Seinsvergessenheit: ¿cuál es el sentido preciso de esa denuncia?;
¿cuál sería su alcance y su gravedad?; ¿hasta que punto puede
otorgársele la razón a Heidegger?; ¿es cierto que, a lo largo de
la casi totalidad de la filosofía de Occidente, la indagación
expresa y directa sobre el ser ha brillado por su ausencia?
Unas primeras consideraciones históricas, que compondrán el
horizonte implícito de todos nuestros escritos, permiten advertir que
las cuestiones planteadas no resultan, ni mucho menos, irrelevantes.
Tras las huellas de Parménides, ya Aristóteles se encargó de
recordar que la interrogación sobre el ente (to ón) había sido y
era entonces —es decir, siempre— la pregunta central en las
meditaciones de los auténticos filósofos. De hecho —como es
sabido—, él calificó su filosofía primera, entre otros modos,
como saber del ente en cuanto ente.
El propio Aristóteles, de manera un tanto tímida, y más
claramente lo mejor de la tradición que le sigue —Alkindi,
Alfarabí, Avicena, Tomás de Aquino…, entre otros[231]—,
comenzaron a caracterizar al ente (en cuanto ente) por su referencia
al ser. No sólo como «lo que es» (id quod est), sino como «lo
que tiene ser» (id quod habet esse), como «aquello cuyo acto es el
ser» (id cuius actus est esse), como «aquello que, de manera
limitada, participa del ser» (id quod finite participat
esse)[232]. De esta suerte empiezan a estar claros los dos
pilares sobre los que venía gravitando, y gravitará en el porvenir,
buena parte de la especulación filosófica con alcance metafísico:
las respectivas concepciones del ente y del ser, ya se las denomine
así, ya de formas equivalentes. Y, entre estas dos «realidades»,
la discriminación radical, última y definitiva será, justamente,
la del ser (aunque a veces se lo califique de otra manera).

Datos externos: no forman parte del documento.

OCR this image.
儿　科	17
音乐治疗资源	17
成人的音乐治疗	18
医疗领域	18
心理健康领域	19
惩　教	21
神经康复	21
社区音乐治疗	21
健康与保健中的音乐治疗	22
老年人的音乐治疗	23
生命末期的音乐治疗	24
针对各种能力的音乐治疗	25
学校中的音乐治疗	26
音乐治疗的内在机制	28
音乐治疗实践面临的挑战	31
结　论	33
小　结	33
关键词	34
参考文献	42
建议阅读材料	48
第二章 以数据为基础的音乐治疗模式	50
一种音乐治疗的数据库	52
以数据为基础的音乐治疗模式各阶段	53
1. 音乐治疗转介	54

Del modo de concebir ese ser dependerá, en fin de cuentas, la
comprensión de la realidad en su conjunto y en cada uno de sus
integrantes —el Absoluto, el hombre, el cosmos—; y, con la
intelección de la realidad, la de lo verdadero y lo falso, lo bueno y
lo malo, lo hermoso y lo feo, lo relevante y lo que carece de
trascendencia… Mas como son estas grandes concepciones las que modelan
la vida de una comunidad, y las que configuran las relaciones entre sus
miembros, desde el punto de vista teorético más decisivo cualquier
cambio profundo en una sociedad, o en una civilización, debe
encontrarse precedido, o incluso provocado, por una mutación profunda
en la manera de percibir el ser.
En semejante sentido se entendería la insistencia heideggeriana en
este punto, así como el planteamiento general que hemos realizado en
los apartados que preceden. Pero aquí hay que añadir algo más, que
hasta estos momentos sólo ha actuado como en la sombra: en los dos
casos, en el de Heidegger y en el mío propio, buena parte del
problema radica en la distinción que debe instaurarse entre ente y ser
(Seiende y Sein, ens y esse), y en la determinación final que se
establezca para uno y otro. En lo que a mí respecta, adelanto ya
que, a partir de estos instantes y al hablar en nombre propio,
calificaré como ente —y nunca como ser— a cada una de las realidades
que pueblan el cosmos: y que les aplicaré ese calificativo con mayor o
menor intensidad y propiedad según las características que definan su
«densidad ontológica», y que más tarde analizaré. Por su parte,
denomino ser —y nunca existencia— al principio más íntimo que
constituye a cada una de esas realidades, a los entes: un fundamento
interno que, como veremos con cierto detalle, debe ser concebido como
acto primordial o por excelencia, como acto kat'exojén, según la
terminología de Aristóteles.
Sugerida esta distinción, y con vistas a determinar ulteriormente el
calado y las consecuencias de la acusación heideggeriana, así como la
oportunidad de darles una respuesta, cabría abordar con nueva luz las
elementales anotaciones históricas que estábamos iniciando.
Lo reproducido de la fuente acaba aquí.